All this is well and good, but it assumes that you can actually run parallel tasks to exploit the new chips. For some tasks (serving up web pages, for example) this is pretty easy. But for games, it is a bit more complex. Games (and virtual worlds) ought to be great candidates for multi-core and multi-threaded approaches, since most of what happens in a game (or virtual world) is independent of the other things that are happening, so the whole thing is embarrassingly parallel. The problem is that these applications are not entirely separate (sometimes players or members of the world do interact), and are very much worried about latency (rather than throughput). Even worse, there are few if any game programmers that understand how to write reliable concurrent programs. This doesn't make game programmers any different from almost all other programmers. But they don't get the benefits of multi-core machines without writing that kind of code.

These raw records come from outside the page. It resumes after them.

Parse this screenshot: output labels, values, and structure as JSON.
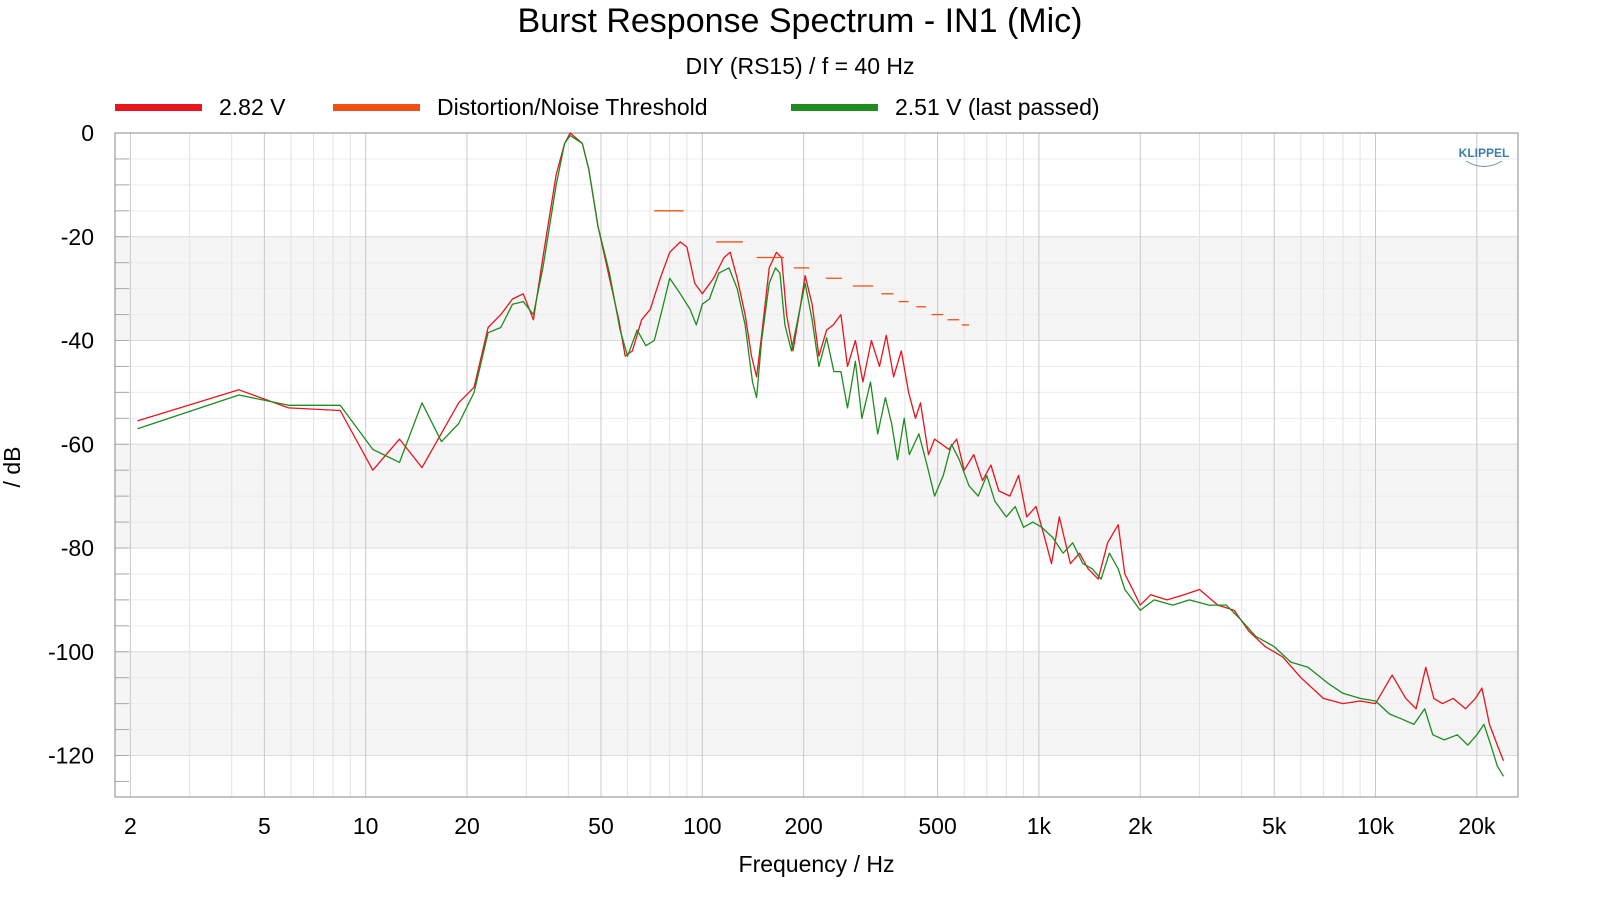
{
  "chart_data": {
    "type": "line",
    "title": "Burst Response Spectrum - IN1 (Mic)",
    "subtitle": "DIY (RS15) / f = 40 Hz",
    "xlabel": "Frequency / Hz",
    "ylabel": "/ dB",
    "x_scale": "log",
    "xlim": [
      1.8,
      26500
    ],
    "ylim": [
      -128,
      0
    ],
    "x_ticks": [
      {
        "value": 2,
        "label": "2"
      },
      {
        "value": 5,
        "label": "5"
      },
      {
        "value": 10,
        "label": "10"
      },
      {
        "value": 20,
        "label": "20"
      },
      {
        "value": 50,
        "label": "50"
      },
      {
        "value": 100,
        "label": "100"
      },
      {
        "value": 200,
        "label": "200"
      },
      {
        "value": 500,
        "label": "500"
      },
      {
        "value": 1000,
        "label": "1k"
      },
      {
        "value": 2000,
        "label": "2k"
      },
      {
        "value": 5000,
        "label": "5k"
      },
      {
        "value": 10000,
        "label": "10k"
      },
      {
        "value": 20000,
        "label": "20k"
      }
    ],
    "y_ticks": [
      {
        "value": 0,
        "label": "0"
      },
      {
        "value": -20,
        "label": "-20"
      },
      {
        "value": -40,
        "label": "-40"
      },
      {
        "value": -60,
        "label": "-60"
      },
      {
        "value": -80,
        "label": "-80"
      },
      {
        "value": -100,
        "label": "-100"
      },
      {
        "value": -120,
        "label": "-120"
      }
    ],
    "grid": true,
    "legend_position": "top",
    "series": [
      {
        "name": "2.82 V",
        "color": "#e8141e",
        "style": "line",
        "points": [
          [
            2.1,
            -55.5
          ],
          [
            4.2,
            -49.5
          ],
          [
            5.9,
            -53
          ],
          [
            8.4,
            -53.5
          ],
          [
            10.5,
            -65
          ],
          [
            12.6,
            -59
          ],
          [
            14.7,
            -64.5
          ],
          [
            18.9,
            -52
          ],
          [
            21,
            -49
          ],
          [
            23.1,
            -37.5
          ],
          [
            25.2,
            -35
          ],
          [
            27.3,
            -32
          ],
          [
            29.4,
            -31
          ],
          [
            31.5,
            -36
          ],
          [
            33.6,
            -24
          ],
          [
            36.8,
            -8
          ],
          [
            39,
            -2
          ],
          [
            40.5,
            0
          ],
          [
            44,
            -2
          ],
          [
            46,
            -7
          ],
          [
            49,
            -18
          ],
          [
            53,
            -28
          ],
          [
            56.5,
            -36
          ],
          [
            59,
            -43
          ],
          [
            62,
            -42
          ],
          [
            66,
            -36
          ],
          [
            70,
            -34
          ],
          [
            75,
            -28
          ],
          [
            80,
            -23
          ],
          [
            86,
            -21
          ],
          [
            90,
            -22
          ],
          [
            95,
            -29
          ],
          [
            100,
            -31
          ],
          [
            108,
            -28
          ],
          [
            116,
            -24
          ],
          [
            121,
            -23
          ],
          [
            127,
            -28
          ],
          [
            134,
            -35
          ],
          [
            140,
            -43
          ],
          [
            145,
            -47
          ],
          [
            150,
            -39
          ],
          [
            158,
            -26
          ],
          [
            166,
            -23
          ],
          [
            172,
            -24
          ],
          [
            178,
            -35
          ],
          [
            186,
            -42
          ],
          [
            195,
            -34
          ],
          [
            202,
            -27.5
          ],
          [
            212,
            -33
          ],
          [
            222,
            -43
          ],
          [
            234,
            -38
          ],
          [
            245,
            -37
          ],
          [
            258,
            -35
          ],
          [
            270,
            -45
          ],
          [
            285,
            -40
          ],
          [
            300,
            -48
          ],
          [
            318,
            -40
          ],
          [
            336,
            -45
          ],
          [
            352,
            -39
          ],
          [
            370,
            -47
          ],
          [
            390,
            -42
          ],
          [
            410,
            -50
          ],
          [
            430,
            -55
          ],
          [
            445,
            -52
          ],
          [
            470,
            -62
          ],
          [
            490,
            -59
          ],
          [
            515,
            -60
          ],
          [
            540,
            -61
          ],
          [
            570,
            -59
          ],
          [
            600,
            -65
          ],
          [
            640,
            -62
          ],
          [
            680,
            -67
          ],
          [
            720,
            -64
          ],
          [
            760,
            -69
          ],
          [
            820,
            -70
          ],
          [
            870,
            -66
          ],
          [
            920,
            -74
          ],
          [
            980,
            -72
          ],
          [
            1030,
            -77
          ],
          [
            1090,
            -83
          ],
          [
            1150,
            -74
          ],
          [
            1240,
            -83
          ],
          [
            1320,
            -81
          ],
          [
            1400,
            -84
          ],
          [
            1500,
            -86
          ],
          [
            1600,
            -79
          ],
          [
            1720,
            -75.5
          ],
          [
            1800,
            -85
          ],
          [
            1900,
            -88
          ],
          [
            2000,
            -91
          ],
          [
            2150,
            -89
          ],
          [
            2400,
            -90
          ],
          [
            2700,
            -89
          ],
          [
            3000,
            -88
          ],
          [
            3400,
            -91
          ],
          [
            3800,
            -92
          ],
          [
            4200,
            -96
          ],
          [
            4700,
            -99
          ],
          [
            5300,
            -101
          ],
          [
            6000,
            -105
          ],
          [
            7000,
            -109
          ],
          [
            8000,
            -110
          ],
          [
            9000,
            -109.5
          ],
          [
            10000,
            -110
          ],
          [
            11200,
            -104.5
          ],
          [
            12300,
            -109
          ],
          [
            13200,
            -111
          ],
          [
            14100,
            -103
          ],
          [
            14900,
            -109
          ],
          [
            15800,
            -110
          ],
          [
            17000,
            -109
          ],
          [
            18500,
            -111
          ],
          [
            19800,
            -109
          ],
          [
            20700,
            -107
          ],
          [
            21800,
            -114
          ],
          [
            23000,
            -118
          ],
          [
            24000,
            -121
          ]
        ]
      },
      {
        "name": "Distortion/Noise Threshold",
        "color": "#f05014",
        "style": "dashes",
        "segments": [
          [
            72,
            88,
            -15
          ],
          [
            110,
            132,
            -21
          ],
          [
            145,
            175,
            -24
          ],
          [
            187,
            208,
            -26
          ],
          [
            233,
            260,
            -28
          ],
          [
            280,
            322,
            -29.5
          ],
          [
            340,
            370,
            -31
          ],
          [
            383,
            410,
            -32.5
          ],
          [
            432,
            462,
            -33.5
          ],
          [
            480,
            520,
            -35
          ],
          [
            535,
            580,
            -36
          ],
          [
            590,
            620,
            -37
          ]
        ]
      },
      {
        "name": "2.51 V (last passed)",
        "color": "#1e8c1e",
        "style": "line",
        "points": [
          [
            2.1,
            -57
          ],
          [
            4.2,
            -50.5
          ],
          [
            5.9,
            -52.5
          ],
          [
            8.4,
            -52.5
          ],
          [
            10.5,
            -61
          ],
          [
            12.6,
            -63.5
          ],
          [
            14.7,
            -52
          ],
          [
            16.8,
            -59.5
          ],
          [
            18.9,
            -56
          ],
          [
            21,
            -50
          ],
          [
            23.1,
            -38.5
          ],
          [
            25.2,
            -37.5
          ],
          [
            27.3,
            -33
          ],
          [
            29.4,
            -32.5
          ],
          [
            31.5,
            -35
          ],
          [
            33.6,
            -26
          ],
          [
            36.8,
            -10
          ],
          [
            39,
            -2
          ],
          [
            40.5,
            -0.5
          ],
          [
            44,
            -2
          ],
          [
            46,
            -7
          ],
          [
            49,
            -18
          ],
          [
            53,
            -27
          ],
          [
            57,
            -38
          ],
          [
            60,
            -43
          ],
          [
            64,
            -38
          ],
          [
            68,
            -41
          ],
          [
            72,
            -40
          ],
          [
            76,
            -34
          ],
          [
            80,
            -28
          ],
          [
            86,
            -31
          ],
          [
            92,
            -34
          ],
          [
            96,
            -37
          ],
          [
            100,
            -33
          ],
          [
            105,
            -32
          ],
          [
            112,
            -27
          ],
          [
            120,
            -26
          ],
          [
            127,
            -30
          ],
          [
            134,
            -37
          ],
          [
            141,
            -48
          ],
          [
            145,
            -51
          ],
          [
            150,
            -40
          ],
          [
            158,
            -29
          ],
          [
            165,
            -26
          ],
          [
            170,
            -27
          ],
          [
            176,
            -37
          ],
          [
            184,
            -42
          ],
          [
            192,
            -36
          ],
          [
            202,
            -29
          ],
          [
            212,
            -36
          ],
          [
            222,
            -45
          ],
          [
            234,
            -39.5
          ],
          [
            246,
            -46
          ],
          [
            258,
            -46
          ],
          [
            270,
            -53
          ],
          [
            285,
            -44
          ],
          [
            298,
            -55
          ],
          [
            316,
            -48
          ],
          [
            332,
            -58
          ],
          [
            350,
            -51
          ],
          [
            365,
            -56
          ],
          [
            380,
            -63
          ],
          [
            398,
            -55
          ],
          [
            412,
            -62
          ],
          [
            440,
            -58
          ],
          [
            465,
            -64
          ],
          [
            490,
            -70
          ],
          [
            520,
            -66
          ],
          [
            550,
            -60
          ],
          [
            580,
            -63
          ],
          [
            620,
            -68
          ],
          [
            660,
            -70
          ],
          [
            700,
            -66
          ],
          [
            740,
            -71
          ],
          [
            800,
            -74
          ],
          [
            850,
            -72
          ],
          [
            900,
            -76
          ],
          [
            960,
            -75
          ],
          [
            1020,
            -76
          ],
          [
            1100,
            -78
          ],
          [
            1180,
            -81
          ],
          [
            1260,
            -79
          ],
          [
            1350,
            -83
          ],
          [
            1440,
            -84
          ],
          [
            1530,
            -86
          ],
          [
            1620,
            -81
          ],
          [
            1720,
            -84
          ],
          [
            1800,
            -88
          ],
          [
            1900,
            -90
          ],
          [
            2000,
            -92
          ],
          [
            2200,
            -90
          ],
          [
            2500,
            -91
          ],
          [
            2800,
            -90
          ],
          [
            3200,
            -91
          ],
          [
            3600,
            -91
          ],
          [
            4000,
            -94
          ],
          [
            4400,
            -97
          ],
          [
            5000,
            -99
          ],
          [
            5600,
            -102
          ],
          [
            6300,
            -103
          ],
          [
            7200,
            -106
          ],
          [
            8000,
            -108
          ],
          [
            9000,
            -109
          ],
          [
            10000,
            -109.5
          ],
          [
            11000,
            -112
          ],
          [
            12000,
            -113
          ],
          [
            13000,
            -114
          ],
          [
            14000,
            -111
          ],
          [
            14800,
            -116
          ],
          [
            16000,
            -117
          ],
          [
            17500,
            -116
          ],
          [
            18800,
            -118
          ],
          [
            20000,
            -116
          ],
          [
            21000,
            -114
          ],
          [
            22000,
            -118
          ],
          [
            23000,
            -122
          ],
          [
            24000,
            -124
          ]
        ]
      }
    ]
  },
  "legend": [
    {
      "label": "2.82 V",
      "color": "#e8141e"
    },
    {
      "label": "Distortion/Noise Threshold",
      "color": "#f05014"
    },
    {
      "label": "2.51 V (last passed)",
      "color": "#1e8c1e"
    }
  ],
  "logo_text": "KLIPPEL"
}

So the overall goal of Project Darkstar is to produce an infrastructure that will allow game programmers to write their server code as though they were on single machine running on a single thread, while exploiting multiple threads and being able to share the load on lots of different machines. And that turns out to be a pretty interesting research topic.
The added bonus is that I've been introduced to the world (and culture) of games and virtual worlds. It is a very different world and a very different culture from the enterprise world that I had been used to, and I must say that it is a lot of fun. Games and virtual worlds are part of the entertainment business, or perhaps part of the education business, but definitely not the same as the usual enterprise business. These differences have led to a number of what I call Margaret Mead moments, when the differences in culture have made communication difficult and I found I needed to think in a new way. Which is a form of research in itself.
Hence this blog. I will be discussing games, virtual worlds, distributed computing, concurrent programming, Project Darkstar, and the community that we are beginning to build around all of these topics. It's a pretty broad set of topics, but fitting them together is at least fun, almost always interesting, and often instructive.